Find answers, ask questions, and share your expertise

Count mismatch while using the parquet file in Spark SQLContext and HiveContext

avatar
Rising Star

Hi,

I have developed a simple Java Spark application where it fetch the data from MongoDB to HDFS on Hourly basis.

The data is stored in Parquet format. Once the data is residing in HDFS, the actual testing began.

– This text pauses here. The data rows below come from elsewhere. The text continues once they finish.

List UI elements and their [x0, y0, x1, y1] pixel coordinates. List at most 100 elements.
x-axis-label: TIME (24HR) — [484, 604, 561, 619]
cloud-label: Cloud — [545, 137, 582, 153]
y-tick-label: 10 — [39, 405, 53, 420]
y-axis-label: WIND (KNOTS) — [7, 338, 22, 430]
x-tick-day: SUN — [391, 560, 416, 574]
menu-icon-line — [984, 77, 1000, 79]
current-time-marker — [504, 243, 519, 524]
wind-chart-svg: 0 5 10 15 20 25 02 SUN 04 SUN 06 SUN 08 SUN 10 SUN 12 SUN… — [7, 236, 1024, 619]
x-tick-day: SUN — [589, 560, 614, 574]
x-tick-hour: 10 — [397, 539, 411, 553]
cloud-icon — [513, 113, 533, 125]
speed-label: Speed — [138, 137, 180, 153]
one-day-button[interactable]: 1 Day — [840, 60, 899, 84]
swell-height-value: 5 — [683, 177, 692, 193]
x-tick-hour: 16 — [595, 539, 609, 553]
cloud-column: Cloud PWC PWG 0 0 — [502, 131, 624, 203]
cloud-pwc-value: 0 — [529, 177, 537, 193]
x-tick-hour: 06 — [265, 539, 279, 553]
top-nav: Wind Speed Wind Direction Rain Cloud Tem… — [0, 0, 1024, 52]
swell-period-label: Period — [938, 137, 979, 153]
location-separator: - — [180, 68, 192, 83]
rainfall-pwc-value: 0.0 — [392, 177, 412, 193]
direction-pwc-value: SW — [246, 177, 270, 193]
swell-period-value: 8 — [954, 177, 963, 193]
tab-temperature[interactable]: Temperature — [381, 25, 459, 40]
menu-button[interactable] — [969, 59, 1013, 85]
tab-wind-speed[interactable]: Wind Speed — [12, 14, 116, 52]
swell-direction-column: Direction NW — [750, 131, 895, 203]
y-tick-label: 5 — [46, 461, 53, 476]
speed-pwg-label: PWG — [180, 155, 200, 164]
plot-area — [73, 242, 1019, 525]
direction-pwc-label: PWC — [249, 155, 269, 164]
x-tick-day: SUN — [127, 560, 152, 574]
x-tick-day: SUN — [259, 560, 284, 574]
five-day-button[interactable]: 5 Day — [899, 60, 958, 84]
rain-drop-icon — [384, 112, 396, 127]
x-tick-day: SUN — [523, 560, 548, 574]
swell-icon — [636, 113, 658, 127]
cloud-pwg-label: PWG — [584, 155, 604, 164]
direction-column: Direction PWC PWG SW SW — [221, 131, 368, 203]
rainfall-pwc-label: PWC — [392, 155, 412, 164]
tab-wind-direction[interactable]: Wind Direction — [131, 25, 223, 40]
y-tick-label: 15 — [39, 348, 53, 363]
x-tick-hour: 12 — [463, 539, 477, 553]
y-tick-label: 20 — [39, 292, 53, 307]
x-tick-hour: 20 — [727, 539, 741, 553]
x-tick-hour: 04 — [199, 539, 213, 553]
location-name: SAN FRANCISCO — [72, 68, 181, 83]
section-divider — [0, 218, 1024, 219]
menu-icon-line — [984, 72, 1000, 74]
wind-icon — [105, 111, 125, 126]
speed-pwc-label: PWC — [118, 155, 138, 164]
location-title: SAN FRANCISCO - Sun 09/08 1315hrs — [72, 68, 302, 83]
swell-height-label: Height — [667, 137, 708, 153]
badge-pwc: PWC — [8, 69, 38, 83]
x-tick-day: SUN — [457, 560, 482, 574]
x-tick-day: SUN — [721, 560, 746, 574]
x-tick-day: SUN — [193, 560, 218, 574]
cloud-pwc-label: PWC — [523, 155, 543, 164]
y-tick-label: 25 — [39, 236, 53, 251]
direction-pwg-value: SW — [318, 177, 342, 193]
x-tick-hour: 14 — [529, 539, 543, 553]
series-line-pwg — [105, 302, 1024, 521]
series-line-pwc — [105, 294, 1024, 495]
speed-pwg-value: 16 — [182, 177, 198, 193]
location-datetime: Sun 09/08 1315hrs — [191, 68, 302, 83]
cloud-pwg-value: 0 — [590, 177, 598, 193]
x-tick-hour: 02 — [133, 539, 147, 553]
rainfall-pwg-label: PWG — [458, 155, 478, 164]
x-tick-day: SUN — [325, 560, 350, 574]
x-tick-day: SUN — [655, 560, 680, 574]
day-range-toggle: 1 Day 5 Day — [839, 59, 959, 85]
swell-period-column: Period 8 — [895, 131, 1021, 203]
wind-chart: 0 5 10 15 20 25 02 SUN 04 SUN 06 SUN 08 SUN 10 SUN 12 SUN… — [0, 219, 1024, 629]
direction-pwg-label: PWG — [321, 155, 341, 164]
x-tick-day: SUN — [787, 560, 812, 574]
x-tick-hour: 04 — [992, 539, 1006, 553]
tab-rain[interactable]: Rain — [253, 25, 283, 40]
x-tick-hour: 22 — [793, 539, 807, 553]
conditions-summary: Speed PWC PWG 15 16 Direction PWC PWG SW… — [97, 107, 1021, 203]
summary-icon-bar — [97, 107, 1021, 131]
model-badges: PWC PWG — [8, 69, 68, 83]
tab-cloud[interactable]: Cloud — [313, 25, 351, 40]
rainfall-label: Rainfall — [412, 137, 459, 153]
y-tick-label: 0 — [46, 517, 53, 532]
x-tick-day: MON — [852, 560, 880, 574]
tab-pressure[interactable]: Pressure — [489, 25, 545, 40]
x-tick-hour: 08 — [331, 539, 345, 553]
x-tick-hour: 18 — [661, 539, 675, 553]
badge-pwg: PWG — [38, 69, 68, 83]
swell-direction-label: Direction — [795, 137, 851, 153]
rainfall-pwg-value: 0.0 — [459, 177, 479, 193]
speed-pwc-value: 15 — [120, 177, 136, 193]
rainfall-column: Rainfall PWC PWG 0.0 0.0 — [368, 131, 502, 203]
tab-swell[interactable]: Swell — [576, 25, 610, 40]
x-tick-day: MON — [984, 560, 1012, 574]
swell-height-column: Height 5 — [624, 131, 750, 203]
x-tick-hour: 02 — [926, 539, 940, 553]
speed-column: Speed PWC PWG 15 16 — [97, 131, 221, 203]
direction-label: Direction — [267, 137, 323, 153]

I am taking a simple row count but it got differed in two scenarios. Will it be possible to have the different count.

Code:

import org.apache.spark.sql.hive.HiveContext

val hivecontext = new HiveContext(sc)
val parquetFile = hivecontext.parquetFile("/data/daily/2016-08-11_15_31_34.995/*")
parquetFile.count

Result :

4030

Extending the above code and trying to use registerTempTable method the count got differed

Code:

import org.apache.spark.sql.hive.HiveContext
val hivecontext = new HiveContext(sc)
val parquetFile = hivecontext.parquetFile("/data/daily/2016-08-11_15_31_34.995/*")
parquetFile.registerTempTable("ParquetTable")val ParquetResult = hivecontext.sql("select count(distinct Id) from ParquetTable")ParquetResult.show

Result:

4026

This implies the difference between using the direct count & registering temp table count.

I am confused why the count is mismatch.Can we know the reason behind the difference in the count.

Note :

Its a simple java spark application which extracts the data from MongoDB to HDFS.
There is no intermediate transformation added in the code.

Regards,

Vijay Kumar J

10 REPLIES 10

avatar
Master Guru

First, find out how many records are actually in there to see which query is wrong. Then try the metastore pruning. It's probably related to metastore or caching for inconsistencies.